I plant the seeds of my own discontent

         All my problems are of my own making.   I plant the seeds of my own discontent, as we all do.
         Today, I get to see the results of one such seed.
         I'm a little nervous.
         I've had men die in my arms, gasping and choking.   They caught bullets and shrapnel that I luckily escaped, and couldn't breathe as the blood filled their lungs.
         I can never forget their faces, looking at me with a wildness, a deep perplexing sadness that I was alive and they were about to die.    We had been standing next to one another and they caught the shards of death and I didn't.    
         Bad, bad luck.
         So, my reward was to fill my lungs with my own booby traps.   To kill myself slowly.
         I am hoping and praying the Beast of Health Terror is driven off by my Sentinels of Health Vigilance this time.
         I'm tried of fighting the battle of Complacency.  I'm tired of killing myself.
         But, I know it will take Courage, Conviction and Right Actions to sustain myself without smoking.   Good habits take effort.

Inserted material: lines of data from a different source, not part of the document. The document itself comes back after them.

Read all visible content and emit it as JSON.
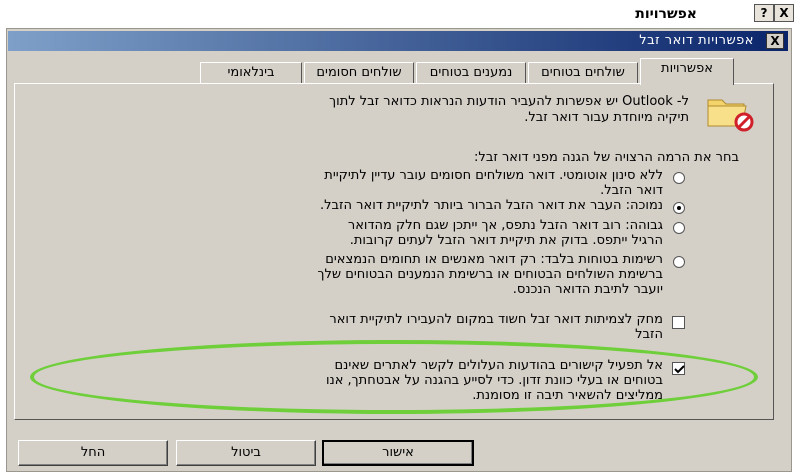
{
  "window": {
    "title": "אפשרויות",
    "title_buttons": [
      "?",
      "X"
    ]
  },
  "dialog": {
    "title": "אפשרויות דואר זבל",
    "close_label": "X"
  },
  "tabs": [
    {
      "label": "אפשרויות",
      "active": true
    },
    {
      "label": "שולחים בטוחים",
      "active": false
    },
    {
      "label": "נמענים בטוחים",
      "active": false
    },
    {
      "label": "שולחים חסומים",
      "active": false
    },
    {
      "label": "בינלאומי",
      "active": false
    }
  ],
  "intro": {
    "line1": "ל- Outlook יש אפשרות להעביר הודעות הנראות כדואר זבל לתוך",
    "line2": "תיקיה מיוחדת עבור דואר זבל."
  },
  "prompt": "בחר את הרמה הרצויה של הגנה מפני דואר זבל:",
  "options": [
    {
      "lines": [
        "ללא סינון אוטומטי. דואר משולחים חסומים עובר עדיין לתיקיית",
        "דואר הזבל."
      ],
      "selected": false
    },
    {
      "lines": [
        "נמוכה: העבר את דואר הזבל הברור ביותר לתיקיית דואר הזבל."
      ],
      "selected": true
    },
    {
      "lines": [
        "גבוהה: רוב דואר הזבל נתפס, אך ייתכן שגם חלק מהדואר",
        "הרגיל ייתפס. בדוק את תיקיית דואר הזבל לעתים קרובות."
      ],
      "selected": false
    },
    {
      "lines": [
        "רשימות בטוחות בלבד: רק דואר מאנשים או תחומים הנמצאים",
        "ברשימת השולחים הבטוחים או ברשימת הנמענים הבטוחים שלך",
        "יועבר לתיבת הדואר הנכנס."
      ],
      "selected": false
    }
  ],
  "checkboxes": [
    {
      "lines": [
        "מחק לצמיתות דואר זבל חשוד במקום להעבירו לתיקיית דואר",
        "הזבל"
      ],
      "checked": false
    },
    {
      "lines": [
        "אל תפעיל קישורים בהודעות העלולים לקשר לאתרים שאינם",
        "בטוחים או בעלי כוונת זדון. כדי לסייע בהגנה על אבטחתך, אנו",
        "ממליצים להשאיר תיבה זו מסומנת."
      ],
      "checked": true
    }
  ],
  "buttons": {
    "ok": "אישור",
    "cancel": "ביטול",
    "apply": "החל"
  },
  "colors": {
    "highlight": "#6fcf3a",
    "titlebar": "#0a246a"
  }
}
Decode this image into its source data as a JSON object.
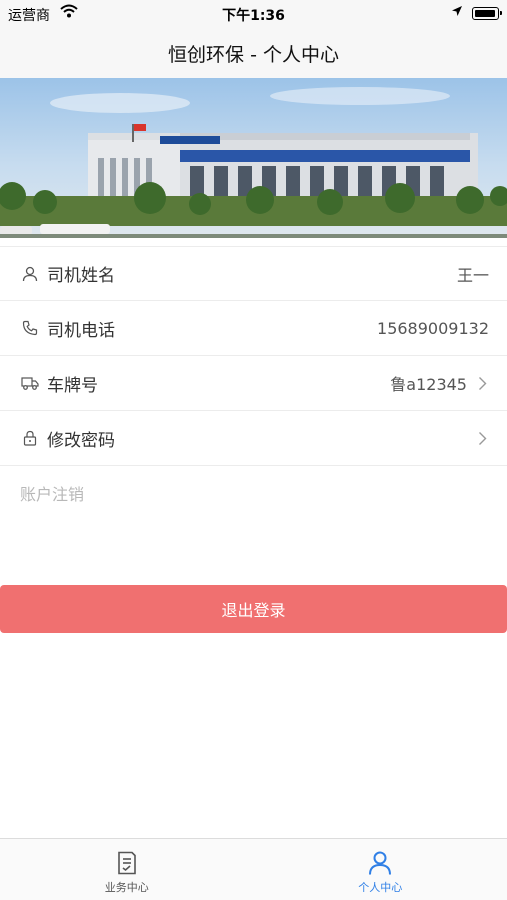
{
  "status_bar": {
    "carrier": "运营商",
    "time": "下午1:36"
  },
  "header": {
    "title": "恒创环保 - 个人中心"
  },
  "profile": {
    "rows": [
      {
        "label": "司机姓名",
        "value": "王一",
        "icon": "person-icon"
      },
      {
        "label": "司机电话",
        "value": "15689009132",
        "icon": "phone-icon"
      },
      {
        "label": "车牌号",
        "value": "鲁a12345",
        "icon": "truck-icon"
      },
      {
        "label": "修改密码",
        "value": "",
        "icon": "lock-icon"
      }
    ]
  },
  "account_cancel": "账户注销",
  "logout_label": "退出登录",
  "tabs": [
    {
      "label": "业务中心",
      "icon": "document-icon",
      "active": false
    },
    {
      "label": "个人中心",
      "icon": "person-icon",
      "active": true
    }
  ],
  "colors": {
    "accent": "#2f7fe6",
    "logout": "#f07070"
  }
}
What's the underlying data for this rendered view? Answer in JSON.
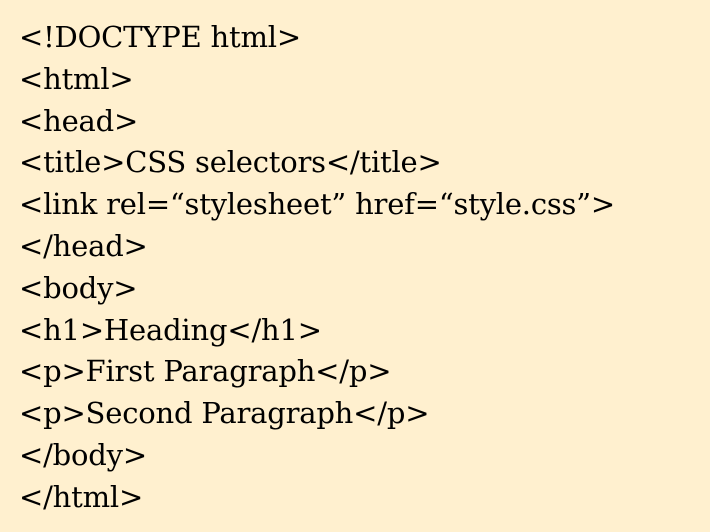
{
  "document": {
    "lines": [
      "<!DOCTYPE html>",
      "<html>",
      "<head>",
      "<title>CSS selectors</title>",
      "<link rel=“stylesheet” href=“style.css”>",
      "</head>",
      "<body>",
      "<h1>Heading</h1>",
      "<p>First Paragraph</p>",
      "<p>Second Paragraph</p>",
      "</body>",
      "</html>"
    ]
  }
}
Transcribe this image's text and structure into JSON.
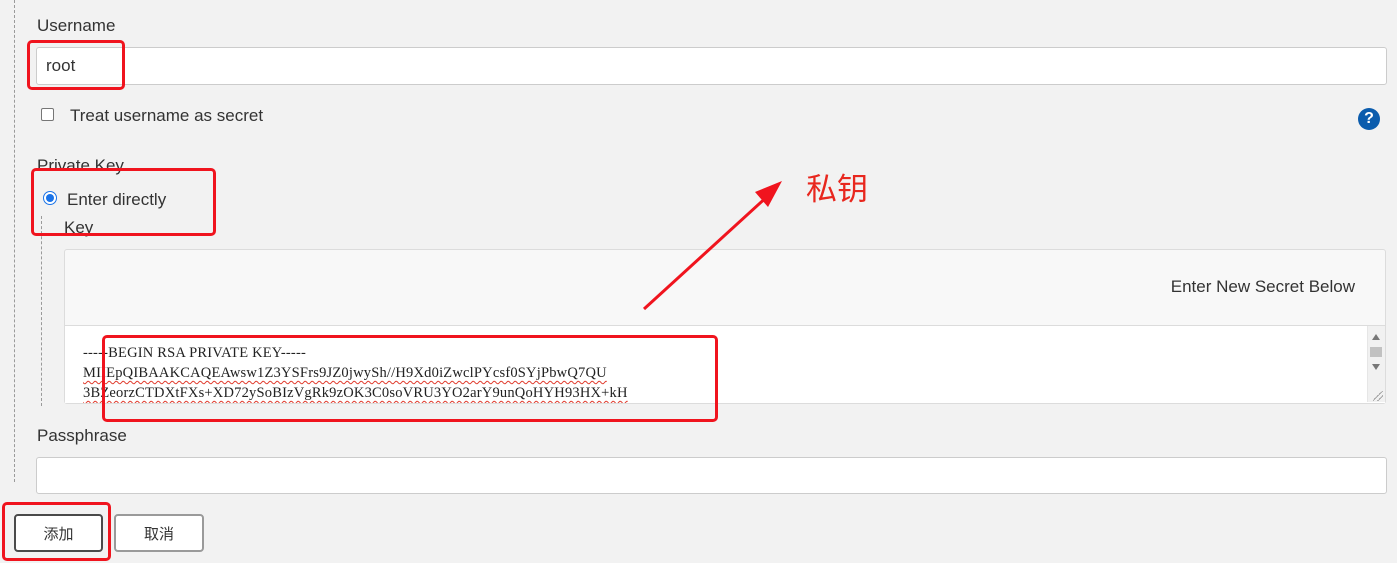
{
  "username": {
    "label": "Username",
    "value": "root",
    "treat_as_secret_label": "Treat username as secret",
    "treat_as_secret_checked": false
  },
  "help_icon": {
    "icon": "question-circle-icon",
    "glyph": "?"
  },
  "private_key": {
    "label": "Private Key",
    "option_label": "Enter directly",
    "option_selected": true,
    "key_label": "Key",
    "secret_header": "Enter New Secret Below",
    "key_lines": [
      "-----BEGIN RSA PRIVATE KEY-----",
      "MIIEpQIBAAKCAQEAwsw1Z3YSFrs9JZ0jwySh//H9Xd0iZwclPYcsf0SYjPbwQ7QU",
      "3BZeorzCTDXtFXs+XD72ySoBIzVgRk9zOK3C0soVRU3YO2arY9unQoHYH93HX+kH"
    ]
  },
  "passphrase": {
    "label": "Passphrase",
    "value": ""
  },
  "buttons": {
    "add_label": "添加",
    "cancel_label": "取消"
  },
  "annotation": {
    "text": "私钥",
    "color": "#e8271e"
  },
  "colors": {
    "background": "#f2f2f2",
    "highlight_red": "#f0141e",
    "radio_blue": "#1a73e8",
    "help_blue": "#0b5cad"
  }
}
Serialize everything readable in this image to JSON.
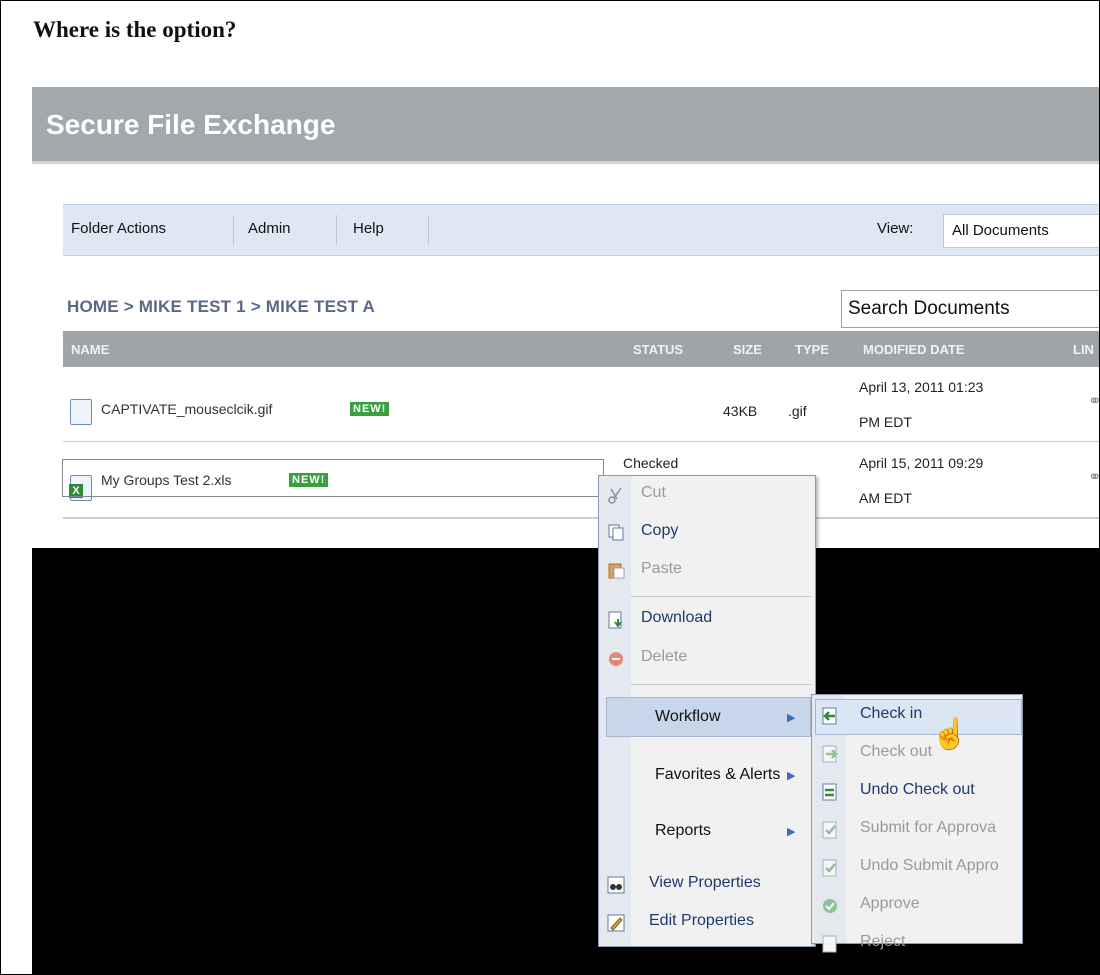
{
  "question": "Where is the option?",
  "app_title": "Secure File Exchange",
  "menubar": {
    "items": [
      "Folder Actions",
      "Admin",
      "Help"
    ],
    "view_label": "View:",
    "view_value": "All Documents"
  },
  "breadcrumb": "HOME > MIKE TEST 1 > MIKE TEST A",
  "search_placeholder": "Search Documents",
  "table": {
    "headers": [
      "NAME",
      "STATUS",
      "SIZE",
      "TYPE",
      "MODIFIED DATE",
      "LIN"
    ],
    "rows": [
      {
        "name": "CAPTIVATE_mouseclcik.gif",
        "badge": "NEW!",
        "status": "",
        "size": "43KB",
        "type": ".gif",
        "date_line1": "April 13, 2011 01:23",
        "date_line2": "PM EDT"
      },
      {
        "name": "My Groups Test 2.xls",
        "badge": "NEW!",
        "status": "Checked",
        "size": "",
        "type": "",
        "date_line1": "April 15, 2011 09:29",
        "date_line2": "AM EDT"
      }
    ]
  },
  "context_menu": {
    "items": [
      {
        "label": "Cut",
        "enabled": false,
        "icon": "scissors-icon"
      },
      {
        "label": "Copy",
        "enabled": true,
        "icon": "copy-icon"
      },
      {
        "label": "Paste",
        "enabled": false,
        "icon": "paste-icon"
      },
      {
        "label": "Download",
        "enabled": true,
        "icon": "download-icon"
      },
      {
        "label": "Delete",
        "enabled": false,
        "icon": "delete-icon"
      },
      {
        "label": "Workflow",
        "enabled": true,
        "submenu": true,
        "highlighted": true
      },
      {
        "label": "Favorites & Alerts",
        "enabled": true,
        "submenu": true
      },
      {
        "label": "Reports",
        "enabled": true,
        "submenu": true
      },
      {
        "label": "View Properties",
        "enabled": true,
        "icon": "binoculars-icon"
      },
      {
        "label": "Edit Properties",
        "enabled": true,
        "icon": "edit-icon"
      }
    ]
  },
  "workflow_submenu": {
    "items": [
      {
        "label": "Check in",
        "enabled": true,
        "hovered": true
      },
      {
        "label": "Check out",
        "enabled": false
      },
      {
        "label": "Undo Check out",
        "enabled": true
      },
      {
        "label": "Submit for Approva",
        "enabled": false
      },
      {
        "label": "Undo Submit Appro",
        "enabled": false
      },
      {
        "label": "Approve",
        "enabled": false
      },
      {
        "label": "Reject",
        "enabled": false
      }
    ]
  },
  "colors": {
    "banner": "#a3a8ad",
    "menubar": "#dde8f4",
    "table_header": "#9fa4a9",
    "new_badge": "#38a13d",
    "menu_enabled_text": "#1d3a6e",
    "menu_disabled_text": "#9a9a9a"
  }
}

The Principles of Vigilance will help me fight the Beast

        I'm going to call upon the Sentinels of Vigilance to help me.
         If you're stuck in some health problem due to your own mismanagement of your health life, you can escape it.  
        You can fight back.
        Take the Pledge of Vigilance.
        Let Courage replace Fear, Conviction overpower Intimidation and Right Actions for future generations trump Complacency.
        I'm going to give it a chance.
        Wish me luck.  No, wish me Vigilance!